We have something alive on the other end. The ducks are there to remind us: “Hey, we're here, the rest of us, even at Christmas! Go!”

Maryse Sauvy, from the À la canne blanche breeding farm

Nearly 600 birds are raised on their land at Stockley Sud in Estrie. The duo sells about 250,000 eggs each year, with approximately 100,000 produced at home and the rest purchased from another farm.

Last April, their partner announced that he intended to stop producing eggs due to the challenges posed by the bird flu pandemic.

To continue supplying all their customers, they decided to build a second breeding building, estimated to cost about $200,000. However, they are having difficulty obtaining support from the Financière agricole du Québec.

Photo by Martin Tremblay, Press

Duck eggs are sold in major restaurants in Quebec. They are also sold in some grocery stores and in Lufa Farms baskets.

The farmers believe that because of their special status as blind people, donors are reluctant to invest more in their project.

“Because of our disability, they have to be careful about what they say, so it's always: 'We don't say yes, we don't say no, but we haven't heard back yet,'” deplores Mr. Hans. Bunin.

Crowdfunding campaign

Instead of giving up, in May 2023 they decided to launch a crowdfunding campaign on the GoFundMe platform.

“The day we entered the Enter for the GoFundMe contest, it was because we were desperate,” Mr. Bonin confirms. “We did it with our heads down because we no longer had a choice. We kept our heads down, and every day we saw the donations come in, I can tell you our heads are up. And not just because of the donations, but because of the comments that came in!”

The result: Thanks to the help of 402 generous donors, they have raised $27,726 so far. “We were so touched, what word would be strong enough to say thank you?” said MI security.

Photo by Martin Tremblay, Press

Every year, approximately 100,000 duck eggs are produced on the À la canne blanche breeding farm.

Her husband adds, “Beauty is the people who believed in us more than we were able to believe in ourselves.” “For all these people, we will never give up.”

The vessel was used to conduct excavations and surveying and to employ an architect and an expert in agricultural economics.

New partner

Media coverage of the case also allowed Daniel Bonin and Maris Sauvy to meet businessman and investor Sébastien Gregoire, whom they affectionately call “The Dragon,” in reference to the TV show.

Photo by Martin Tremblay, Press

Maryse Sauvy and Daniel Boonen

The latter spontaneously picked up the phone after hearing an interview with farmers on the radio. The couple invited him to the farm that afternoon.

“Meeting them was love at first sight and it's nice to choose people instead of a project for once,” explains the man who was impressed by their resilience.
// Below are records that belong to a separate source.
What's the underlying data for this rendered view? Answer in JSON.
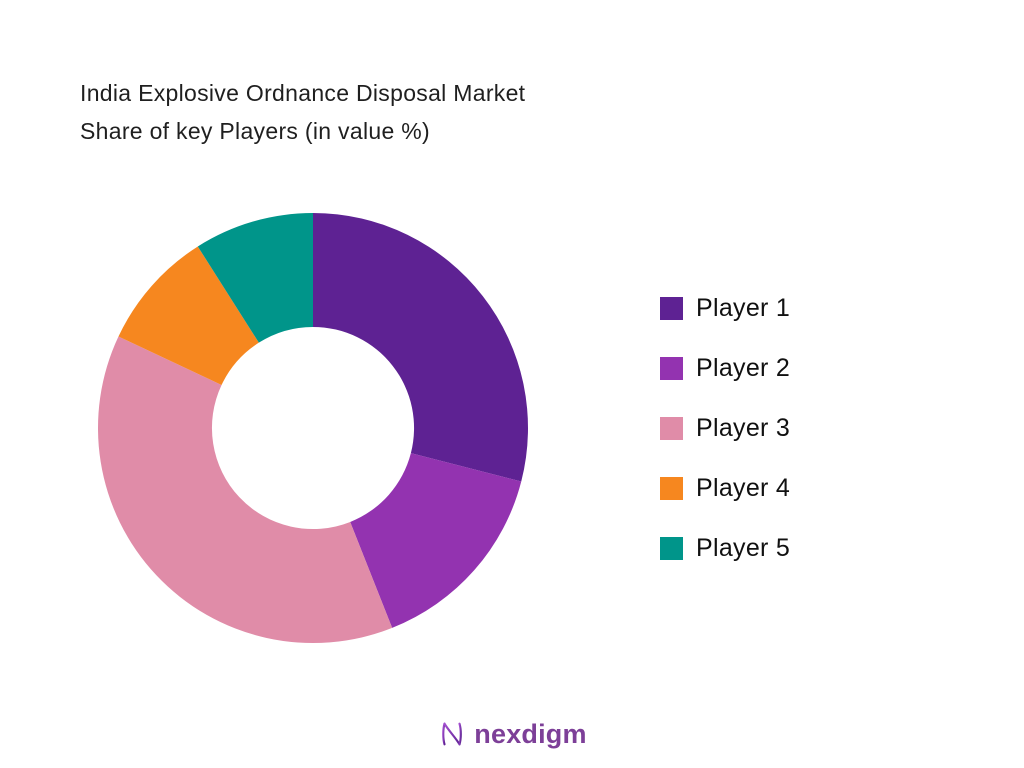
{
  "title": {
    "line1": "India Explosive Ordnance Disposal Market",
    "line2": "Share of key Players (in value %)"
  },
  "chart_data": {
    "type": "pie",
    "subtype": "donut",
    "title": "India Explosive Ordnance Disposal Market Share of key Players (in value %)",
    "legend_position": "right",
    "start_angle_deg": 0,
    "direction": "clockwise",
    "inner_radius_ratio": 0.47,
    "segments": [
      {
        "label": "Player 1",
        "value": 29,
        "color": "#5E2293"
      },
      {
        "label": "Player 2",
        "value": 15,
        "color": "#9333B0"
      },
      {
        "label": "Player 3",
        "value": 38,
        "color": "#E08CA8"
      },
      {
        "label": "Player 4",
        "value": 9,
        "color": "#F6871F"
      },
      {
        "label": "Player 5",
        "value": 9,
        "color": "#00958A"
      }
    ]
  },
  "footer": {
    "brand": "nexdigm",
    "brand_color": "#7D3F98"
  }
}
He jumped into this adventure when he became a shareholder in the company.

“We still didn't have the funding for the new building, so I pumped it in personally,” he explains.

For now, at least, you don't have to worry about chasing money to allow the project to move forward.

Sébastien Gregoire, businessman and investor

An actuary by training, he admits that he finds it difficult to understand the risks they face in their search for funding.

“It seems scary that these two people are visually impaired. For me, it's the opposite, it motivates me. I say, 'If it doesn't stop them and they have a lot of motivation, well, oh my God, this is perfect' a team“. »

The new building is being constructed well. If all goes well, they will be able to welcome their first ducklings in February.

“The building we are building is what allows us to continue to enjoy our joy and our taste for living while preserving this little block that we have,” rejoices Maryse Sauvé.